Friday, October 01, 2004

 

Faith in the Game

"Tempest" was a great video game. It was popular in the heyday of the game arcade; my friends in Hackers Anonymous and I would go over at around midnight and get a bunch of tokens and play until we ran out. Then we'd walk back home through the quiet post-midnight city.

That's the only game that really captured my attention. It was colorful, abstract, and wanted some thinking rather than relying on pure twitchiness. Other games were too repetitive or too goal-oriented, and in later years they became simply ugly.

The same applied to games that ran on PCs, when home computers became popular. Shoot things, blow things up, it wasn't my thing.

Then Cyan introduced Cosmic Osmo, a Hypercard stack in living black-and-white. This fascinated me; it was interactive. Click on things to use them or to move through the worlds. The game showed what could be done, but there was nothing else like it.

Some years later a friend told me he'd gotten something called "Myst," and he didn't like it. Would I be interested?

I gave it a try and didn't stick. Later, when I was in a better mood, I tried it again and this time completed it. It turned out to be my kind of game: beautiful, running at my pace, things to think about and figure out. It was like reading a book except that now I was a character in the book. I was sorry when I finished it.

I was even more sorry when I finished its follow-on, "Riven." This is still the best computer game I've ever played.

It's a small genre, the pure adventure game. You don't get killed, you don't even shoot at things. You wander around and figure things out. A new title comes out occasionally. Lately I've played "RHEM" and "Alida."

RHEM is highly enigmatic. You start out in a railcar and then you have to figure out lots of strange mechanisms. At first I did pretty well but then I hit the wall. I finally found a walk-through on the Web and resorted to that.

A walk-through is written by someone who has played through to the end, and shows all the steps for completing the game. By using one you short-cut the logic of the game. The game has its own logic and you learn this meta-logic as you play by figuring out the simple puzzles and building that into a model of the whole system; you hope that knowledge increases at the same rate as need. The walk-through short-circuits the process of figuring out the meta-knowledge.
The RHEM walk-through showed me why I'd gotten stuck: some devices in the game just weren't working. After that I couldn't trust the game any more and had to use the walk-through for all clues. It wasn't much fun.

The fact that I had to use a walk-through for parts of Alida is all my fault. The writer's logic was more subtle than I expected. This was actually good because it broke up the pattern of meta-logic by which I played the game and thereby took shortcuts. It was more like how puzzles would be set up in the real world.
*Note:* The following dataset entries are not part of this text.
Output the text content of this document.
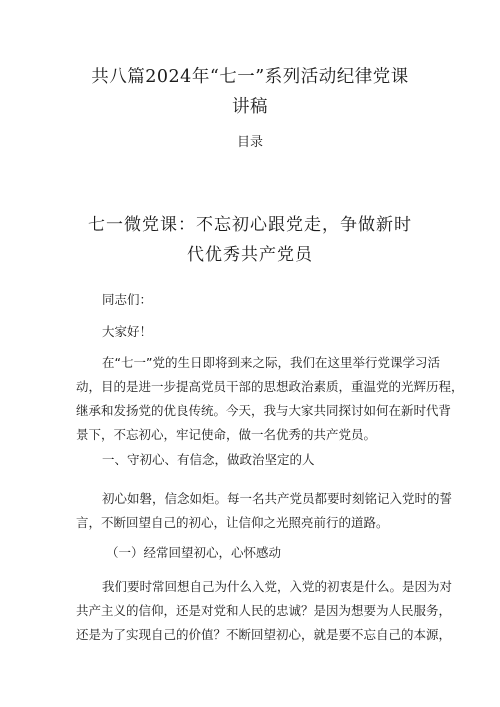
共八篇2024年“七一”系列活动纪律党课
讲稿
目录
七一微党课：不忘初心跟党走，争做新时
代优秀共产党员
同志们：
大家好！
在“七一”党的生日即将到来之际，我们在这里举行党课学习活
动，目的是进一步提高党员干部的思想政治素质，重温党的光辉历程，
继承和发扬党的优良传统。今天，我与大家共同探讨如何在新时代背
景下，不忘初心，牢记使命，做一名优秀的共产党员。
一、守初心、有信念，做政治坚定的人
初心如磐，信念如炬。每一名共产党员都要时刻铭记入党时的誓
言，不断回望自己的初心，让信仰之光照亮前行的道路。
（一）经常回望初心，心怀感动
我们要时常回想自己为什么入党，入党的初衷是什么。是因为对
共产主义的信仰，还是对党和人民的忠诚？是因为想要为人民服务，
还是为了实现自己的价值？不断回望初心，就是要不忘自己的本源，
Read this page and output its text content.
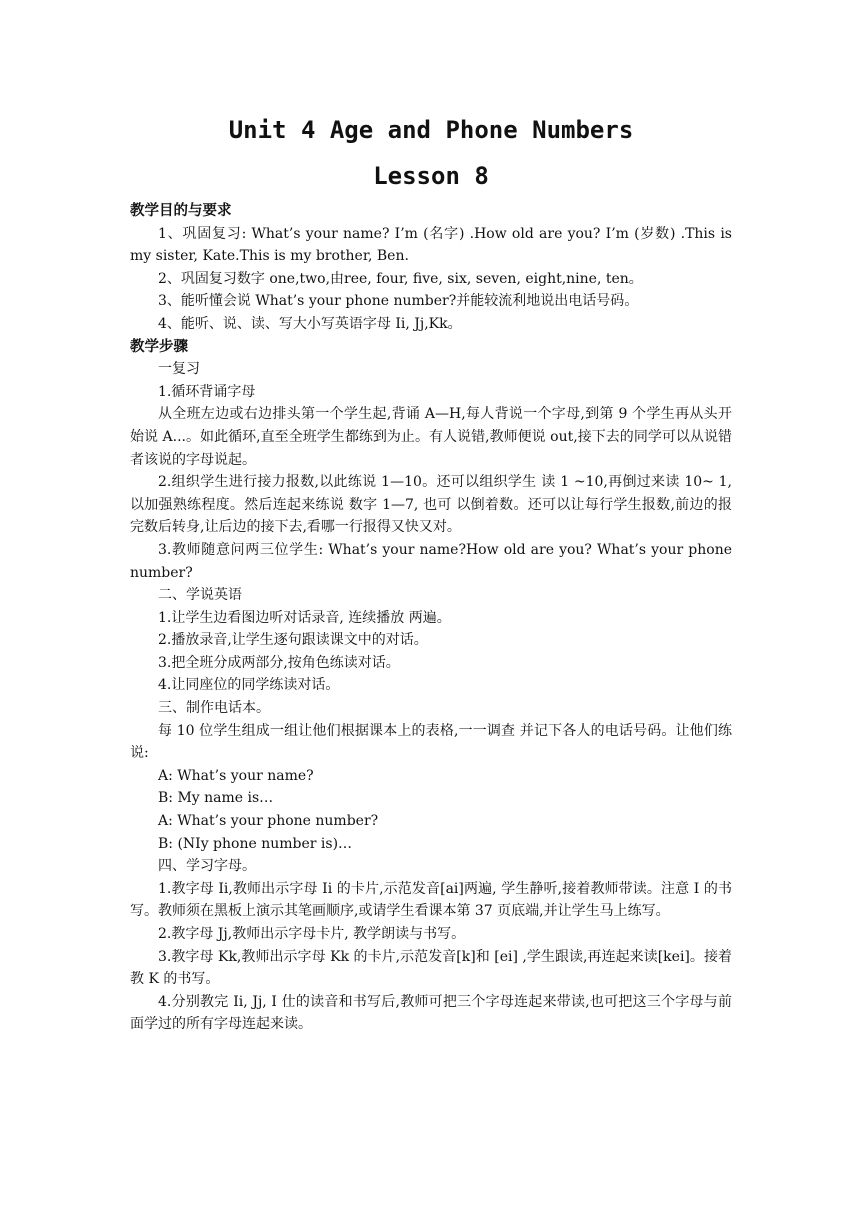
Unit 4 Age and Phone Numbers
Lesson 8

教学目的与要求

1、巩固复习: What’s your name? I’m (名字) .How old are you? I’m (岁数) .This is my sister, Kate.This is my brother, Ben.

2、巩固复习数字 one,two,由ree, four, five, six, seven, eight,nine, ten。

3、能听懂会说 What’s your phone number?并能较流利地说出电话号码。

4、能听、说、读、写大小写英语字母 Ii, Jj,Kk。

教学步骤

一复习

1.循环背诵字母

从全班左边或右边排头第一个学生起,背诵 A—H,每人背说一个字母,到第 9 个学生再从头开始说 A...。如此循环,直至全班学生都练到为止。有人说错,教师便说 out,接下去的同学可以从说错者该说的字母说起。

2.组织学生进行接力报数,以此练说 1—10。还可以组织学生 读 1 ~10,再倒过来读 10~ 1,以加强熟练程度。然后连起来练说 数字 1—7, 也可 以倒着数。还可以让每行学生报数,前边的报完数后转身,让后边的接下去,看哪一行报得又快又对。

3.教师随意问两三位学生: What’s your name?How old are you? What’s your phone number?

二、学说英语

1.让学生边看图边听对话录音, 连续播放 两遍。

2.播放录音,让学生逐句跟读课文中的对话。

3.把全班分成两部分,按角色练读对话。

4.让同座位的同学练读对话。

三、制作电话本。

每 10 位学生组成一组让他们根据课本上的表格,一一调查 并记下各人的电话号码。让他们练说:

A: What’s your name?

B: My name is…

A: What’s your phone number?

B: (NIy phone number is)…

四、学习字母。

1.教字母 Ii,教师出示字母 Ii 的卡片,示范发音[ai]两遍, 学生静听,接着教师带读。注意 I 的书写。教师须在黑板上演示其笔画顺序,或请学生看课本第 37 页底端,并让学生马上练写。

2.教字母 Jj,教师出示字母卡片, 教学朗读与书写。

3.教字母 Kk,教师出示字母 Kk 的卡片,示范发音[k]和 [ei] ,学生跟读,再连起来读[kei]。接着教 K 的书写。

4.分别教完 Ii, Jj, I 仕的读音和书写后,教师可把三个字母连起来带读,也可把这三个字母与前面学过的所有字母连起来读。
It was still frustrating, and it still short-circuited the gaining of meta-knowledge.

Meta-knowledge deals with epistemology. How do we know what we know, and how do we learn? One I started using the walk-through it was like looking at the test answers in school: right answer, but I couldn't derive them myself so I'd be helpless outside of a controlled situation. It's also like people here in Los Angeles who know only one route to work and if that
route is closed they have no idea what to do.

There is no walk-through for the life of a follower of Jesus. Each day is new.
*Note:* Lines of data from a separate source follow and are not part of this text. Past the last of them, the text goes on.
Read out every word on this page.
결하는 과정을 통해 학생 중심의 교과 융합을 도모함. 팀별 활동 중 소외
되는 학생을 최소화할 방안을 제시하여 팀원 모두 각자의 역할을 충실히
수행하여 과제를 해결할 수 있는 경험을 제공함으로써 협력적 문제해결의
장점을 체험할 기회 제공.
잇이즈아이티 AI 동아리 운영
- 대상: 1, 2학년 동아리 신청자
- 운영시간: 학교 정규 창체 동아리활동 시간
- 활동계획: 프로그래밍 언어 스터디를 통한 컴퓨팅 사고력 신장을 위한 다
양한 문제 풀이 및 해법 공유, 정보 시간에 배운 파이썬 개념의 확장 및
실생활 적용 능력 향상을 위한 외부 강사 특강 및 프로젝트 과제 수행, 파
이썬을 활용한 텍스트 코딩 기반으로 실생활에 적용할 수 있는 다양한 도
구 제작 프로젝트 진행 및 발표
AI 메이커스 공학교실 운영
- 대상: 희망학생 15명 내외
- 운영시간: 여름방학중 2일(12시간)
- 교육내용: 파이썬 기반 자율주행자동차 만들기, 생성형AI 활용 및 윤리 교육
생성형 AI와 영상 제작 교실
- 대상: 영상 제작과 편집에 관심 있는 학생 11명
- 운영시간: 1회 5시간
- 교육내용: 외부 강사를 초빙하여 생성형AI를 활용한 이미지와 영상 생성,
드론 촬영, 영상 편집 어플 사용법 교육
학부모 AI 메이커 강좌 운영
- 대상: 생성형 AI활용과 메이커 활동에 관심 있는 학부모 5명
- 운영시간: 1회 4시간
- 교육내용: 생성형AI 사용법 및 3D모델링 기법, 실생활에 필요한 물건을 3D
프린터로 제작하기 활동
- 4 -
There's a certain amount of faith involved in the playing of an adventure game. You have to assume that the writer wants you to figure it out; he could easily make it impossible. Once there's a breaking of faith--if the game doesn't work, if you lose the thread of meta-logic--it becomes very frustrating. That's when you have to resort to a walk-through, or you just
quit.

"Without faith it is impossible to please Him." I'm not much for faith. Faith is for people who'd rather believe in absurdity than do the serious work finding truth requires. And yet now I'm faced with a variety of situations I can't see beyond. How much faith do I have in God's adventure game? Do trust that He has made it figure-outable? Do I trust that He has left the clues lying around for me to pick up and then take the next step? Do I trust that the goal of the game is anything I care about?

Some years ago I was playing cards with a man who was a student at the same university I was in. I knew he was gay, but this had never mattered. The phone rang and he talked for a time; I heard the word "trick" used a couple of times. After he hung up he said his friend had asked if I was a trick. He'd said no, and I knew he meant it, but still this near brush with being used was so highly disgusting to me that I never saw him again.
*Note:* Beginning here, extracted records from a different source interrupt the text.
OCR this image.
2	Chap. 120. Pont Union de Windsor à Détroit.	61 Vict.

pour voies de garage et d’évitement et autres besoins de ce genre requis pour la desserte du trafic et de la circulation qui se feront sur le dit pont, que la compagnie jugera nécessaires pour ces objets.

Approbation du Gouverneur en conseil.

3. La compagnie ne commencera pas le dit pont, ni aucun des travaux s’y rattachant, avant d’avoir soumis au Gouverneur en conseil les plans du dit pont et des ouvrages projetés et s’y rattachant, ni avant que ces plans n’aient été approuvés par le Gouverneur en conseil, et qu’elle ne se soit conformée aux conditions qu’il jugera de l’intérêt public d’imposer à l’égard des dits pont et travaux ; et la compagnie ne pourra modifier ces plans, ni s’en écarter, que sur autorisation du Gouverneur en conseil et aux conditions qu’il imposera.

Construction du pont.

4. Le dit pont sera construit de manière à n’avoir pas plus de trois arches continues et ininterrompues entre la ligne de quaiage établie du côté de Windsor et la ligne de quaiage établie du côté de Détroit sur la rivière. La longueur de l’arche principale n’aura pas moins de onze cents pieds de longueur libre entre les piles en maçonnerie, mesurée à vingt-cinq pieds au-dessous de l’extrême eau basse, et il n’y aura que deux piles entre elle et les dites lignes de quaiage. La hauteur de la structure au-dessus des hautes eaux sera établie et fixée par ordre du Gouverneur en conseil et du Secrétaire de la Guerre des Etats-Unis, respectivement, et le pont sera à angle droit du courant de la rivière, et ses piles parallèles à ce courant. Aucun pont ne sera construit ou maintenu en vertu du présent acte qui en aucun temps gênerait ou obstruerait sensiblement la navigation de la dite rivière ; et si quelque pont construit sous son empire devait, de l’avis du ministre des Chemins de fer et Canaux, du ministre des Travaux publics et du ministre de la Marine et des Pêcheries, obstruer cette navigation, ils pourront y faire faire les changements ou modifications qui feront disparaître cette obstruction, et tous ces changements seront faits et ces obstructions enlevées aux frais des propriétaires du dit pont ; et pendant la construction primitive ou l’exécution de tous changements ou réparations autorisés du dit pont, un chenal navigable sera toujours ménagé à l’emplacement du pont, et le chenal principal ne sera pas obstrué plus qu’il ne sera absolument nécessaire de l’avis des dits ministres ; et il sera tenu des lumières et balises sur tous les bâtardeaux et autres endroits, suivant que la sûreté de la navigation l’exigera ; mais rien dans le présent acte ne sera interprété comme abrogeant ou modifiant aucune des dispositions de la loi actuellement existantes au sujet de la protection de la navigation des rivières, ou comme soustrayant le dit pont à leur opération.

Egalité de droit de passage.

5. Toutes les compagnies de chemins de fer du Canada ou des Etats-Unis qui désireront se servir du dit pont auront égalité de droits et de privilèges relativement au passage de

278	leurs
I want to be myself. Nothing less. Nothing more. Not a copy of someone else, not someone else's tool. I want the characteristics that I have to matter in some unique way. Now I find that I just don't know much about where I'm going. The Holy Spirit pretty much has to do everything. He does it better than I do. What's left of me?

Singularity. I'm seriously disgruntled right now, but there really is only one way out. Step over the singularity and believe that God made me as I am for a reason.